Backends and Products
  • We will start by adding the different Backends to our models:

    • In the Backends section, create a new one for Granite. The Private Base URL is the one from the Service exposed by the model:

      new-backend-granite.png

    • Do the same for the other models/endpoints.

      all-backends.png

  • We can now create the Products. There will be one for each Backend.

    all-products.png

  • For each product, apply the following configurations:

    • In Integration->Settings, change the Auth user key field content to Authorization and the Credentials location field to As HTTP Headers (click on Update product at the bottom to save):

      settings-authorization.png

    • Link the corresponding Backend

    • Add the Policies in this order:

      1. CORS Request Handling:
        1. ALLOW_HEADERS: Authorization, Content-type, Accept.
        2. allow_origine: *
        3. allow_credentials: checked
      2. Remove Bearer from Authorization Policy
      3. 3scale APIcast
    • Add the Methods and the corresponding Mapping Rules: create one pair for each API method/path.

      methods.png

    • From the Integration->Configuration menu, promote the configuration to staging then production.

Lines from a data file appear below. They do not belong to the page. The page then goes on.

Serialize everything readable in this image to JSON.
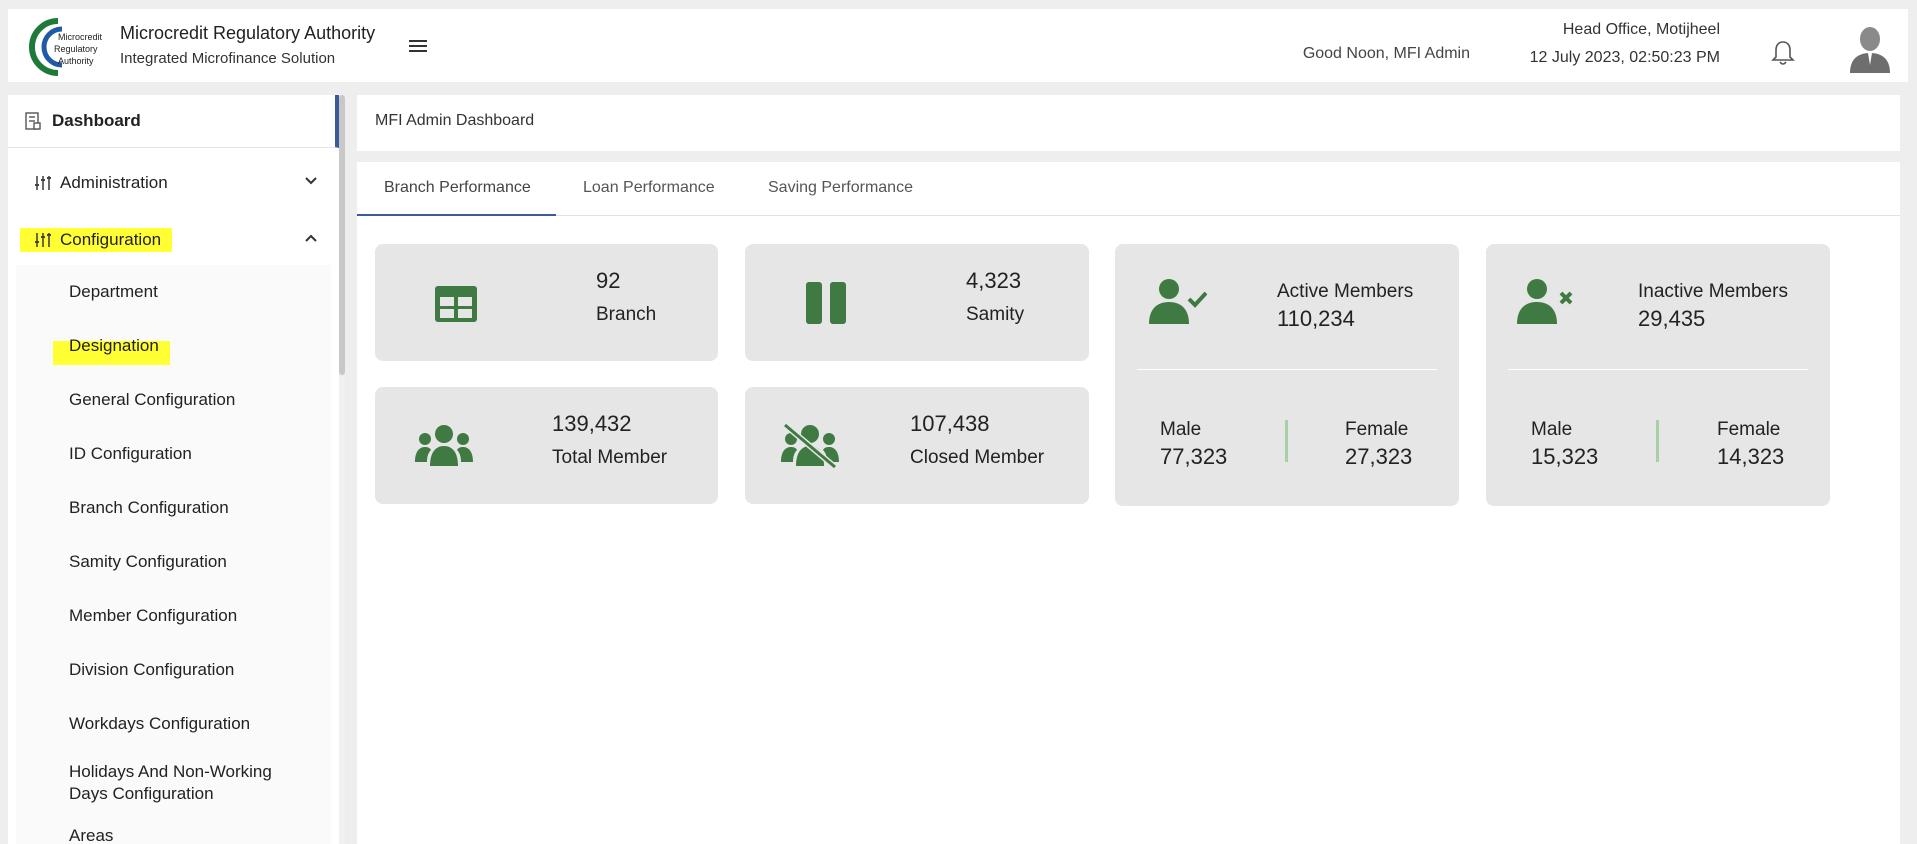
{
  "header": {
    "title": "Microcredit Regulatory Authority",
    "subtitle": "Integrated Microfinance Solution",
    "logo_text": "Microcredit Regulatory Authority",
    "greeting": "Good Noon, MFI Admin",
    "office": "Head Office, Motijheel",
    "datetime": "12 July 2023, 02:50:23 PM",
    "icons": [
      "menu-icon",
      "bell-icon",
      "user-avatar-icon"
    ]
  },
  "sidebar": {
    "dashboard": "Dashboard",
    "groups": [
      {
        "label": "Administration",
        "expanded": false
      },
      {
        "label": "Configuration",
        "expanded": true
      }
    ],
    "config_items": [
      "Department",
      "Designation",
      "General Configuration",
      "ID Configuration",
      "Branch Configuration",
      "Samity Configuration",
      "Member Configuration",
      "Division Configuration",
      "Workdays Configuration",
      "Holidays And Non-Working Days Configuration",
      "Areas"
    ],
    "highlight_color": "#ffff33"
  },
  "main": {
    "breadcrumb": "MFI Admin Dashboard",
    "tabs": [
      "Branch Performance",
      "Loan Performance",
      "Saving Performance"
    ],
    "active_tab": "Branch Performance",
    "cards": {
      "branch": {
        "value": "92",
        "label": "Branch"
      },
      "samity": {
        "value": "4,323",
        "label": "Samity"
      },
      "total_member": {
        "value": "139,432",
        "label": "Total Member"
      },
      "closed_member": {
        "value": "107,438",
        "label": "Closed Member"
      },
      "active": {
        "title": "Active Members",
        "value": "110,234",
        "male_label": "Male",
        "male": "77,323",
        "female_label": "Female",
        "female": "27,323"
      },
      "inactive": {
        "title": "Inactive Members",
        "value": "29,435",
        "male_label": "Male",
        "male": "15,323",
        "female_label": "Female",
        "female": "14,323"
      }
    }
  },
  "colors": {
    "accent": "#3a5a9a",
    "icon_green": "#3e7a42",
    "card_bg": "#e5e6e5"
  }
}
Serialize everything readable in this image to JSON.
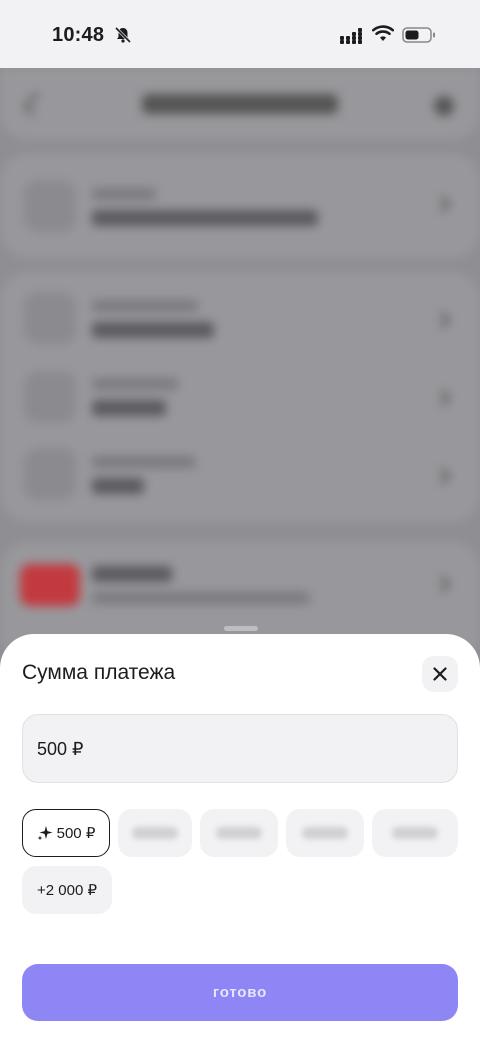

    • Along the way you can cleanup the unwanted default Products and Backends.

Plans
  • For each Product, from the Applications->Application Plans menu, create a new Application Plan.

    standard_application_plan.png

  • Once created, leave the Default plan to "No plan selected" so that users can choose their services for their applications, and publish it:

    publish_plan.png

  • In Applications->Settings->Usage Rules, set the Default Plan to Default. This will allow the users to see the different available Products.

    service_plan_default.png

Portal configuration
  • Switch to the Audience section from the top menu.
  • In Developer Portal->Settings->Domains and Access, remove the Developer Portal Access Code.
  • In Developer Portal->Settings->SSO Integrations, create a new SSO Integration: of type Red Hat Single Sign On.
    • Client: 3scale

    • Client secret: ************

    • Realm: https://keycloak-rh-sso.apps.prod.rhoai.rh-aiservices-bu.com/auth/realms/maas (adjust to your cluster domain name).

    • Published ticked.

    • Once created, edit the RH-SSO to tick the checkbox Always approve accounts...

      3scale_sso.png

    • You can now test the authentication flow.

Portal content
  • Go to Developer Portal->Content.
  • From the deployment/3scale/portal folder, apply all the modifications to the different pages and Publish them.
  • The content of this folder is arranged following the same organization of the site.
  • New Pages may have to be created with the type depending of the type of content (html, javascript, css), some others have only to be modified.